The homes shown are actually Airbnbs

Although part of the show is the couples each visiting their respective partner's abodes, many Airbnbs and rented properties were used during filming. It's not clear why, but New Idea reported that season six star Jessika Powers' home was a rental from Airbnb. Meanwhile, Tamara Joy's home was also rented.

The match-making is a long process

Before joining the show, the singletons go through a rigorous process in order for the experts to match them with their potential partner. One previous contestant on the UK version, named Clark, previously explained to Cosmopolitan that each individual is asked many questions to find the right person for them.

"It was a 500 question questionnaire that goes through your likes, your dislikes, all the intricate pieces of information about you.

"Your religious views, your political views, what you find attractive, your sexual history, whether you are sexually active," he said.
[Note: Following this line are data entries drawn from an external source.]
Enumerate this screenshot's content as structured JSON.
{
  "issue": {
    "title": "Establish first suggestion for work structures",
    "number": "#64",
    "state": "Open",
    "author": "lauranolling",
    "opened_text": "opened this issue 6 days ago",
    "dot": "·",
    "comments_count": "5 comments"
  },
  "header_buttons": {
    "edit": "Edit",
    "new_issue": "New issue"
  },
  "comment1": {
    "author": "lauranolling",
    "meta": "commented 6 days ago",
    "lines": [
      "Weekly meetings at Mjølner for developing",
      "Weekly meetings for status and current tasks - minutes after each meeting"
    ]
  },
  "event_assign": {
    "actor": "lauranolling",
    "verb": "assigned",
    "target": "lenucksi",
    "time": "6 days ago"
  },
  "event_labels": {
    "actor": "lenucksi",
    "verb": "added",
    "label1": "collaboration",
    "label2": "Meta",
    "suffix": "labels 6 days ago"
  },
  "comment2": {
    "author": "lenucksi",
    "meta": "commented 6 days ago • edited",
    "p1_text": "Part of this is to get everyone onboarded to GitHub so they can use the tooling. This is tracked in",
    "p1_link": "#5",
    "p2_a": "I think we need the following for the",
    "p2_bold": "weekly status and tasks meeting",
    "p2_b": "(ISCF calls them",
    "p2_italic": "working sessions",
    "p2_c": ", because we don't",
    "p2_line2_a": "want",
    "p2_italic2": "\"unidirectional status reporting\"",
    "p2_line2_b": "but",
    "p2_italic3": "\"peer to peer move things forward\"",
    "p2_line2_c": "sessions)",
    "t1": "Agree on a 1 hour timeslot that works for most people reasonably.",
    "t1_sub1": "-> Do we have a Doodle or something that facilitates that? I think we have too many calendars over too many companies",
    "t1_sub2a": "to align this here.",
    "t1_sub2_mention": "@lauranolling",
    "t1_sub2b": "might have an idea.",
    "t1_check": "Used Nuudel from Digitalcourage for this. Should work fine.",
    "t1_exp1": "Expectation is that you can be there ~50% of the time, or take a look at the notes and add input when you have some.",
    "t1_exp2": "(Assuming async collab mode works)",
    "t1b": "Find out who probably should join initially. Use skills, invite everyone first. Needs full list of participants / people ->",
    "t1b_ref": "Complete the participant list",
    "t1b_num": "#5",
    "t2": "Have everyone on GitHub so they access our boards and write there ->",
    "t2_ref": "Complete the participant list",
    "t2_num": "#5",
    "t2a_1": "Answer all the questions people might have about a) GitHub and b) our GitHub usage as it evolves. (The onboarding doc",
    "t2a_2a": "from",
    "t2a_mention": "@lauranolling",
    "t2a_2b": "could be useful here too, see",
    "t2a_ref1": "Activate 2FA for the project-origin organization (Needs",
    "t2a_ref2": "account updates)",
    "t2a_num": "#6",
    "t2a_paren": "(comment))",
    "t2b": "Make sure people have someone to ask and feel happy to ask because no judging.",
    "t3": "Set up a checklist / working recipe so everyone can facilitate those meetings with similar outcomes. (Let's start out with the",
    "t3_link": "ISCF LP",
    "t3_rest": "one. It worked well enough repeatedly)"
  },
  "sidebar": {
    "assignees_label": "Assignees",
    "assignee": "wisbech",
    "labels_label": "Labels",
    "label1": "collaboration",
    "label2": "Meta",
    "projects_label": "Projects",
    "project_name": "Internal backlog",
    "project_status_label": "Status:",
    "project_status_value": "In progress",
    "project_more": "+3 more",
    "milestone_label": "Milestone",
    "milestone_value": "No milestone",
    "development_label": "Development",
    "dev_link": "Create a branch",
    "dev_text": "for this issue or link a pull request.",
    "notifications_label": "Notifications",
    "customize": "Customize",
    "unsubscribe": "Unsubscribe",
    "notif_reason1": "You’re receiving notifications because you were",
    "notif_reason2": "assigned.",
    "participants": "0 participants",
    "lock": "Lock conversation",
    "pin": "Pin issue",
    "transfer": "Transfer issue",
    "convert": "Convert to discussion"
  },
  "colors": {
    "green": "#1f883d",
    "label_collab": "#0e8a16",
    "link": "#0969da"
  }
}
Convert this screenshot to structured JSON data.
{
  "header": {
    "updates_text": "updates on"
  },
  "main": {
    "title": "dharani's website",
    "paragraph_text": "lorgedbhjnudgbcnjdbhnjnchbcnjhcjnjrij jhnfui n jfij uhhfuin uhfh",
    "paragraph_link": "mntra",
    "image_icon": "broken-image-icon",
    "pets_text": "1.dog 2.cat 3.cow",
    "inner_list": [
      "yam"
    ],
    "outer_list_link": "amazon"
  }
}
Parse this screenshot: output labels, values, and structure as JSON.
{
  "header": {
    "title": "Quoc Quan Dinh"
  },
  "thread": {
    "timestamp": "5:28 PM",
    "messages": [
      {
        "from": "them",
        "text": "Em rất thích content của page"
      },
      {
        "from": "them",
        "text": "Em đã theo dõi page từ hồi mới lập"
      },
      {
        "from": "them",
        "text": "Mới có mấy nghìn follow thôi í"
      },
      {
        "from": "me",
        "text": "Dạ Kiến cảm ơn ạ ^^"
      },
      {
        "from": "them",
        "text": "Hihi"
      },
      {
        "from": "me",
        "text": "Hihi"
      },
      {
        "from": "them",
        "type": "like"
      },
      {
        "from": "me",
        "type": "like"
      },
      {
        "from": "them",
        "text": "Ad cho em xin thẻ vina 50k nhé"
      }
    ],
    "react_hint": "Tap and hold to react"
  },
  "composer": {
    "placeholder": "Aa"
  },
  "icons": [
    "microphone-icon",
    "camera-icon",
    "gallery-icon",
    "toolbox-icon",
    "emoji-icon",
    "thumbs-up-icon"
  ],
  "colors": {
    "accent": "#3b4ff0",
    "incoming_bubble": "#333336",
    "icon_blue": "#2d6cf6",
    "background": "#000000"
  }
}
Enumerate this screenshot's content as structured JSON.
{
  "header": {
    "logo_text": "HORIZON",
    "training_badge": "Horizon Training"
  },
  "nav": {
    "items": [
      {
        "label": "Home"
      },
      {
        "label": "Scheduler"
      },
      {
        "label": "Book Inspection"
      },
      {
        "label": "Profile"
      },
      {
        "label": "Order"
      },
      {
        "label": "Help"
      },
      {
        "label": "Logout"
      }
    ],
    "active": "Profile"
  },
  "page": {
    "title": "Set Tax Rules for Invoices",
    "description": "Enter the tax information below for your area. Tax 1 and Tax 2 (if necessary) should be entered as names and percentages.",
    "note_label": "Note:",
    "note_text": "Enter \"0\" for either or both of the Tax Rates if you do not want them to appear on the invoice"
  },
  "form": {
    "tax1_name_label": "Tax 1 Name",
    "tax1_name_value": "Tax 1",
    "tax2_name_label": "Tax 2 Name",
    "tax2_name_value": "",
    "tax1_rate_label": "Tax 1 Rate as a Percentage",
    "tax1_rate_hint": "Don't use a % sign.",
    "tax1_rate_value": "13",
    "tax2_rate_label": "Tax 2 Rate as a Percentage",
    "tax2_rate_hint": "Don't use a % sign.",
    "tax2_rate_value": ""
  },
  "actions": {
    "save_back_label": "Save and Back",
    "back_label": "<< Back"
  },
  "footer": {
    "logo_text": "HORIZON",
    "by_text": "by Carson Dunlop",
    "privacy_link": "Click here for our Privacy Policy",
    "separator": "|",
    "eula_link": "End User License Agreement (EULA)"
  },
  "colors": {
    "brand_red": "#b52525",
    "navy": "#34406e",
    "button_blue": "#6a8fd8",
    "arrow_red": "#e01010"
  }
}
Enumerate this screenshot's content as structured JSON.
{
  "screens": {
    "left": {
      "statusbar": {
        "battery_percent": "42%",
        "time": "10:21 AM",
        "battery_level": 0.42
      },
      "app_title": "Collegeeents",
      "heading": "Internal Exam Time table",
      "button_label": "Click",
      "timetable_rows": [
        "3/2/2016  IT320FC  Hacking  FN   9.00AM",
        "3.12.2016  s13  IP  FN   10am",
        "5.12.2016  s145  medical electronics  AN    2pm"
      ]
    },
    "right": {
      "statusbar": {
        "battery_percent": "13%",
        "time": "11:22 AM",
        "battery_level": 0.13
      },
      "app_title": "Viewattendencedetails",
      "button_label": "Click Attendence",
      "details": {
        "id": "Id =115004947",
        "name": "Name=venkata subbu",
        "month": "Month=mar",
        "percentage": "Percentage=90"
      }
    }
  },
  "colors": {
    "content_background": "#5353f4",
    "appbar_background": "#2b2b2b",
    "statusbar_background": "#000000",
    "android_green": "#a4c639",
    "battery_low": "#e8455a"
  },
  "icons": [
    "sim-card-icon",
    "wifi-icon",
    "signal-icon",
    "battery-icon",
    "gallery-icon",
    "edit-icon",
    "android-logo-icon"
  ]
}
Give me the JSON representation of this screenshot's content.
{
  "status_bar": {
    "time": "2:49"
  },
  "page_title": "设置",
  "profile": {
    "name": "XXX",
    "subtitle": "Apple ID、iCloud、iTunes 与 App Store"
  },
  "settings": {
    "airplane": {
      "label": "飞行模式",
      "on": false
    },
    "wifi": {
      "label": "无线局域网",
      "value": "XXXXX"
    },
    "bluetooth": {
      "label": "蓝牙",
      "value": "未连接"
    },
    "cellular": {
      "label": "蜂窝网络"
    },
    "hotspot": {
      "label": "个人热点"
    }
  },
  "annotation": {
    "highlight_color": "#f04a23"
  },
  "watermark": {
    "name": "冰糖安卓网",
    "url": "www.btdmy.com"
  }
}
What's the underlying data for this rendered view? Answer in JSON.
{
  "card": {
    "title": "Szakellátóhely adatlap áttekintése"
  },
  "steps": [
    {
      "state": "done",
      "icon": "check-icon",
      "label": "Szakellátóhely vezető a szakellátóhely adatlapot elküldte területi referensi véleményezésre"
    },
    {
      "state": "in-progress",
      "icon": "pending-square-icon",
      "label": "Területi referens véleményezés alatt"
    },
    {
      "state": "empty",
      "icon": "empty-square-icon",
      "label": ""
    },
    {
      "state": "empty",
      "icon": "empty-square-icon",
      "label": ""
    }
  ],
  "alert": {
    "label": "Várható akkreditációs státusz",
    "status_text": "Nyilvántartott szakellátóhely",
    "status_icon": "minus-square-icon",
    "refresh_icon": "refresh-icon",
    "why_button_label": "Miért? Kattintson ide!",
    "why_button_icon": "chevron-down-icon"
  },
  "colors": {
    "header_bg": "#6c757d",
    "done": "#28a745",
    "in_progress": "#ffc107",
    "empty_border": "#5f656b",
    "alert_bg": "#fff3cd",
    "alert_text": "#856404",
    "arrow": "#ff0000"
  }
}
The contestants also have to go through physical and mental health checks prior to joining, too.

Series nine of Married at First Sight Australia airs on Monday 21 February

Many contestants are head-hunted by producers

A number of the contestants on the show have applied by seeing advertisements to the show, but some take part after being headhunted by producers at various events and from social media.

Like many reality shows, bosses at Married at First Sight are constantly on the look-out for participants and often choose who they like the look of based on their personality. Whether completely orchestrated or genuine – either way, it's great TV!